Una donna vestita di bianco si sveglia nel mezzo della campagna irlandese. Erba verdissima, nessuna figura umana oltre a lei. Solo mucche e muretti a secco. Sulla sua camicia da notte c'è una macchia rossa: è sangue. La vediamo, disorientata, tornare a casa a piedi nudi. Comincia così la miniserie BBC con protagonista Ruth Wilson, dal 20 gennaio su Paramount+. L'inizio di questa recensione di The Woman In The Wall potrebbe farvi pensare di avere a che fare con un qualcosa di sovrannaturale, ma invece la serie ideata e scritta da Joe Murtagh ha radici ben piantate nella realtà.
Siamo, appunto, in Irlanda, nella fittizia cittadina Kilkinure. È il 2015 e il nome della donna è Lorna Brady. È sonnambula e ha un problema di gestione della rabbia. Distrugge abiti altrui, ogni tanto dà fuoco a qualcosa. Viene trattata come la matta del villaggio, ma il suo disagio viene da un trauma gigantesco. Da piccola, negli anni '80, è stata allontanata dalla famiglia. La sua colpa? Aver disonorato tutti facendosi mettere incinta fuori dal matrimoio.
Da quel momento la vita di Lorna è diventata un film dell'orrore: chiusa in una delle "Case Magdalene", ha fatto la lavandaia, seviziata da suore che fanno molto più paura di quella della saga The Nun. E soprattutto non ha mai potuto crescere sua figlia.
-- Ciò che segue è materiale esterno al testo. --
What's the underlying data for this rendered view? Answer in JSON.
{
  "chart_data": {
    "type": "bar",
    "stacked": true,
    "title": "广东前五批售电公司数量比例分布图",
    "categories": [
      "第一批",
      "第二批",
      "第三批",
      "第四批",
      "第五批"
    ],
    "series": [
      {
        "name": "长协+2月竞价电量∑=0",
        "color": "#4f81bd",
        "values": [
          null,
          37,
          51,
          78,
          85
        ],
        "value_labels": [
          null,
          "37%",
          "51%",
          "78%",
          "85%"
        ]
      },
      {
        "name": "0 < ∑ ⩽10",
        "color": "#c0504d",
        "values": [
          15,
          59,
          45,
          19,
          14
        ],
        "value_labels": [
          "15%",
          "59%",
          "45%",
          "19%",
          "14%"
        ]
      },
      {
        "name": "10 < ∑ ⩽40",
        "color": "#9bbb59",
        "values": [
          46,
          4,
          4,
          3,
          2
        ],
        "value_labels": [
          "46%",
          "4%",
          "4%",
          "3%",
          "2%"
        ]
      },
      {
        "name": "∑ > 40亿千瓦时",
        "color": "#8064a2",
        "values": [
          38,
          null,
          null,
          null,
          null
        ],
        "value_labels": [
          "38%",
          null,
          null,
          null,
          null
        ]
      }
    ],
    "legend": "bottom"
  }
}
Nonostante le abbiano detto che è morta nel 1986, Lorna non si dà pace: è convinta che le abbiano sempre mentito. Tutti pensano che deliri, ma quando trova una donna morta in casa sua, capisce che qualcosa è davvero successo. Dopo aver nascosto il cadavere nel muro, inizia la sua indagine disperata.
La realtà è il vero orrore
The Woman in the Wall sembra agganciarsi alle atmosfere magiche e misteriose con cui spesso viene ritratta l'Irlanda, per poi dipanare a poco a poco davanti ai nostri occhi una storia che di paranormale ha molto poco, purtroppo. Come fatto anche da Martin McDonagh in Gli spiriti dell'isola (e, guarda caso, Lorna viene definita una "banshee", proprio come il titolo originale del film, The Banshees of Inisherin), quest'aura sovrannaturale racconta in realtà drammi concreti del popolo irlandese.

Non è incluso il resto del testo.